About 80 percent of Georgians approved of the introduction of a 9pm-to-6am nationwide curfew in March and the restrictions on international and domestic travel, according to series of surveys conducted by the CRRC in spring. Even closing large businesses enjoyed over 71 percent support – a surprisingly high rate in a weak economy. It was clear that Georgians then prioritized health over economy.
The government was quick to turn its coronavirus containment success into an electoral message.
Doctors and public health officials at the forefront of the counter-pandemic strategy began appearing at Georgian Dream’s campaign events and praising the government in public appearances, much to the chagrin of their independent colleagues and other observers.
“I don’t want to criticize my colleagues – nobody will benefit if epidemiologists turn on each other – but it is regrettable that public health professionals get involved in partisan politics like that. It will inevitably interfere with their perspective and affect the health of the policy debate that we need to have now,” Maya Butsashvili, an infectious disease doctor and commentator, told Eurasianet.
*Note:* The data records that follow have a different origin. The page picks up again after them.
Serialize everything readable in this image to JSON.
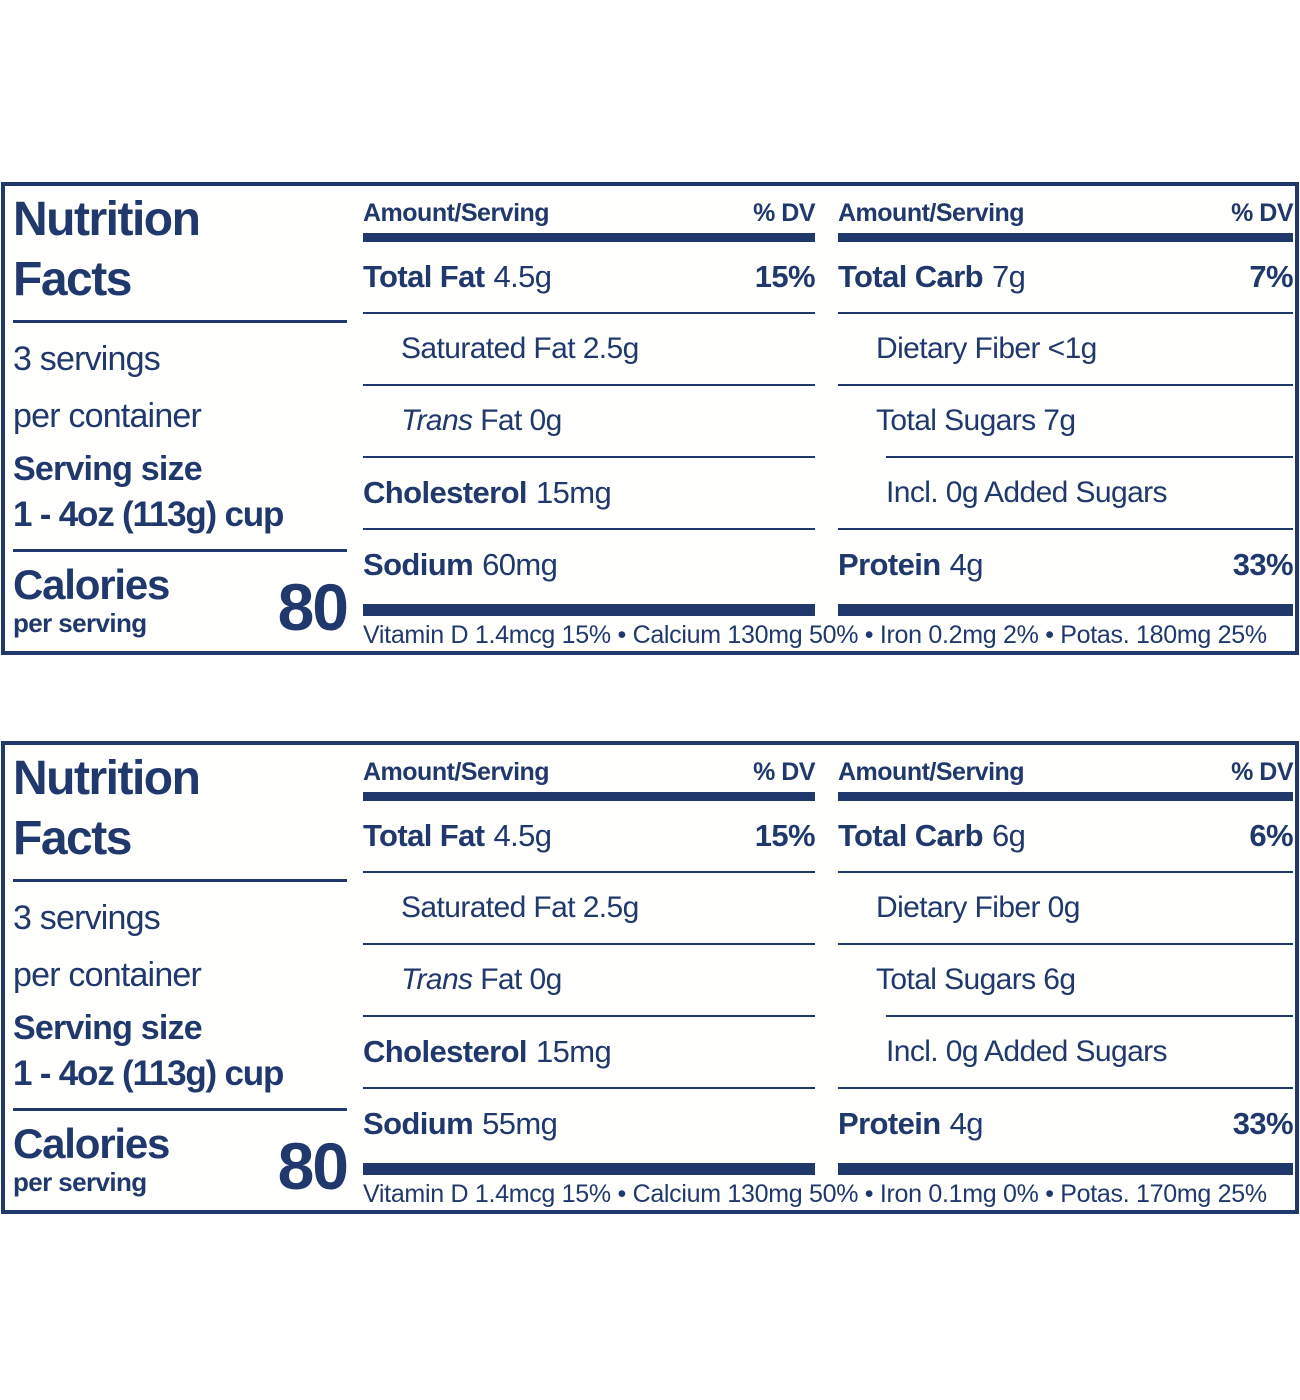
{
  "colors": {
    "navy": "#21386d"
  },
  "panels": [
    {
      "title1": "Nutrition",
      "title2": "Facts",
      "servings1": "3 servings",
      "servings2": "per container",
      "serving_size_label": "Serving size",
      "serving_size_value": "1 - 4oz (113g) cup",
      "calories_label": "Calories",
      "calories_sub": "per serving",
      "calories": "80",
      "mid": {
        "header_amount": "Amount/Serving",
        "header_dv": "% DV",
        "rows": [
          {
            "label": "Total Fat",
            "value": "4.5g",
            "pct": "15%"
          },
          {
            "text": "Saturated Fat 2.5g"
          },
          {
            "italic": "Trans",
            "text": " Fat 0g"
          },
          {
            "label": "Cholesterol",
            "value": "15mg"
          },
          {
            "label": "Sodium",
            "value": "60mg"
          }
        ]
      },
      "right": {
        "header_amount": "Amount/Serving",
        "header_dv": "% DV",
        "rows": [
          {
            "label": "Total Carb",
            "value": "7g",
            "pct": "7%"
          },
          {
            "text": "Dietary Fiber <1g"
          },
          {
            "text": "Total Sugars 7g"
          },
          {
            "text": "Incl. 0g Added Sugars"
          },
          {
            "label": "Protein",
            "value": "4g",
            "pct": "33%"
          }
        ]
      },
      "footnote": "Vitamin D 1.4mcg 15% • Calcium 130mg 50% • Iron 0.2mg 2% • Potas. 180mg 25%"
    },
    {
      "title1": "Nutrition",
      "title2": "Facts",
      "servings1": "3 servings",
      "servings2": "per container",
      "serving_size_label": "Serving size",
      "serving_size_value": "1 - 4oz (113g) cup",
      "calories_label": "Calories",
      "calories_sub": "per serving",
      "calories": "80",
      "mid": {
        "header_amount": "Amount/Serving",
        "header_dv": "% DV",
        "rows": [
          {
            "label": "Total Fat",
            "value": "4.5g",
            "pct": "15%"
          },
          {
            "text": "Saturated Fat 2.5g"
          },
          {
            "italic": "Trans",
            "text": " Fat 0g"
          },
          {
            "label": "Cholesterol",
            "value": "15mg"
          },
          {
            "label": "Sodium",
            "value": "55mg"
          }
        ]
      },
      "right": {
        "header_amount": "Amount/Serving",
        "header_dv": "% DV",
        "rows": [
          {
            "label": "Total Carb",
            "value": "6g",
            "pct": "6%"
          },
          {
            "text": "Dietary Fiber 0g"
          },
          {
            "text": "Total Sugars 6g"
          },
          {
            "text": "Incl. 0g Added Sugars"
          },
          {
            "label": "Protein",
            "value": "4g",
            "pct": "33%"
          }
        ]
      },
      "footnote": "Vitamin D 1.4mcg 15% • Calcium 130mg 50% • Iron 0.1mg 0% • Potas. 170mg 25%"
    }
  ]
}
The deft handling of the coronavirus crisis transformed the image of Georgian Dream, which had previously been not distinguished by its competence or initiative. According to the CRRC’s polls, Prime Minister Giorgi Gakharia’s approval rating tripled from the pre-coronavirus period, with other party leaders’ support growing as well. While precise party ratings over this period aren’t available, a cumulative analysis of several public opinion polls suggests that Georgian Dream’s support – which had been on a steady downward trajectory – turned the corner early this year.
But as the months passed, restrictions like the suspension of international travel, layoffs and furloughs began to take their toll. From mid-May on, the national mood had shifted in favor of lifting the restrictions, as public concerns shifted away from health and toward the economy, the CRRC surveys showed.
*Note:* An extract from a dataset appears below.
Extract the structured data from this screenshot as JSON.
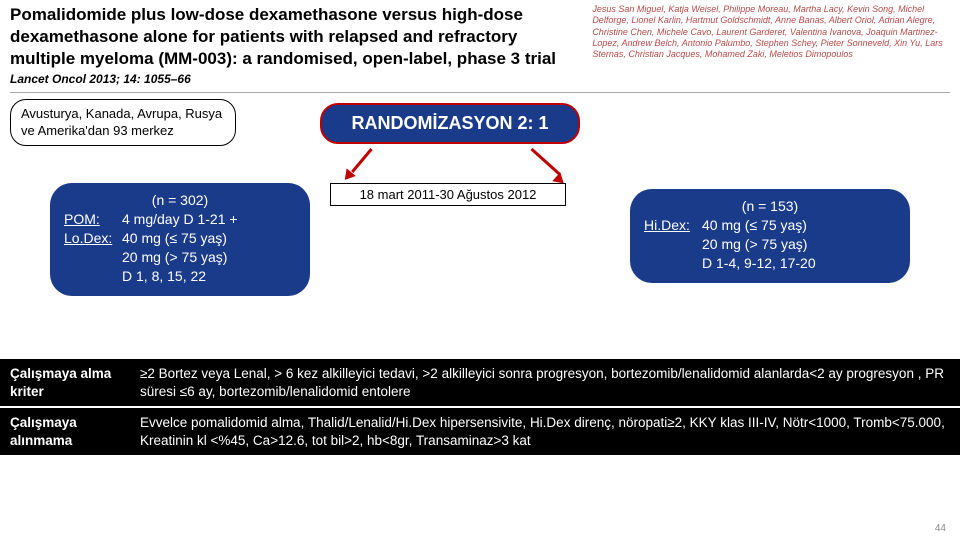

“Survey data suggest that over the half of the country had issues buying food during the lockdown at least some of the time,” Gilbreath told Eurasianet. A majority of Georgians, when asked in June about the relative importance of managing the economy and containing the virus, said that the economic impacts were worse than the virus itself, Gilbreath said.
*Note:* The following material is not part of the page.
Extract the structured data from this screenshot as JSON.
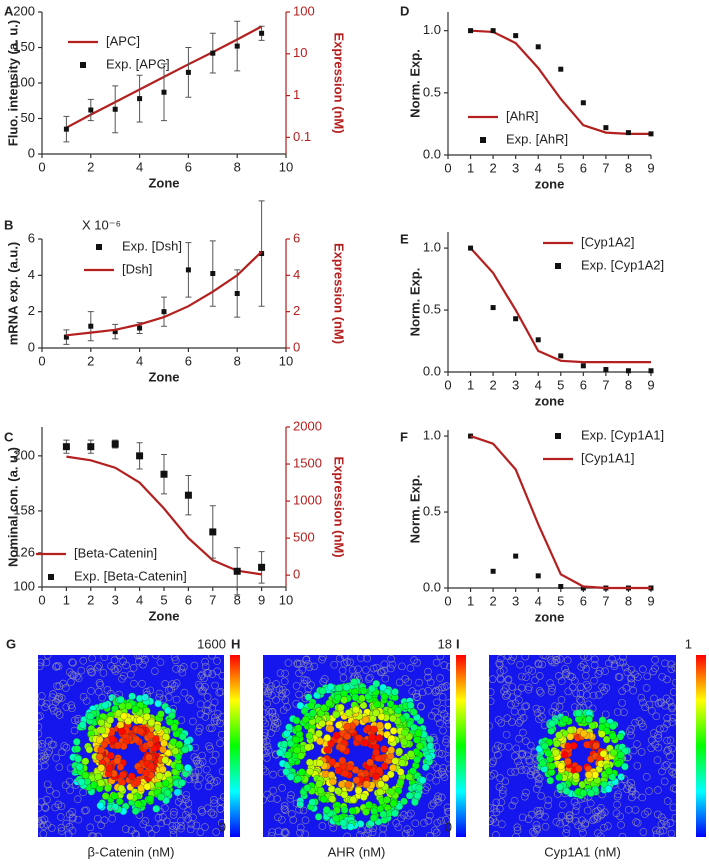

Attuned to the public mood swings, the government began gradually lifting the lockdowns. Most businesses reopened and border regulations were relaxed to let some international visitors in. From March to September, Georgia’s “stringency index” went from the top grade of 100 down to 60, according to the Coronavirus Government Response Tracker, a scale developed by Oxford University.
The spread of COVID-19 went in the opposite direction. With the speed bumps removed, the coronavirus outbreak began accelerating fast by the end of the summer, reaching over 200 new cases a day by late September.
The reopening came at a political cost, as the government’s successful image is taking a hit.
In one key international blow, Georgia lost its much-hyped fast-lane access to the European Union. Until the recent surge, Georgia was in the “green” end of the European Union’s traffic light classifying countries based on their pandemic risk. Parents have been grumbling over plans to bring back in-person schooling given the rising risk.
Still, the authorities are thus far refusing to roll back the lockdowns, apparently wary of the political cost. An aggregation of several pre-September polls put Georgian Dream in a commanding lead, suggesting that the party would win re-election with over 50 percent. But that was before the pandemic surge hit.
“The data we have suggest that by June, the public was feeling the economic pain of the restrictions and was eager for the economy to open up again,” Gilbreath said, adding that it is unclear if public opinion is swaying back toward a restrictive mood following the recent outbreak. “Whether people think the restrictions outweighed the economic pain is an open question.”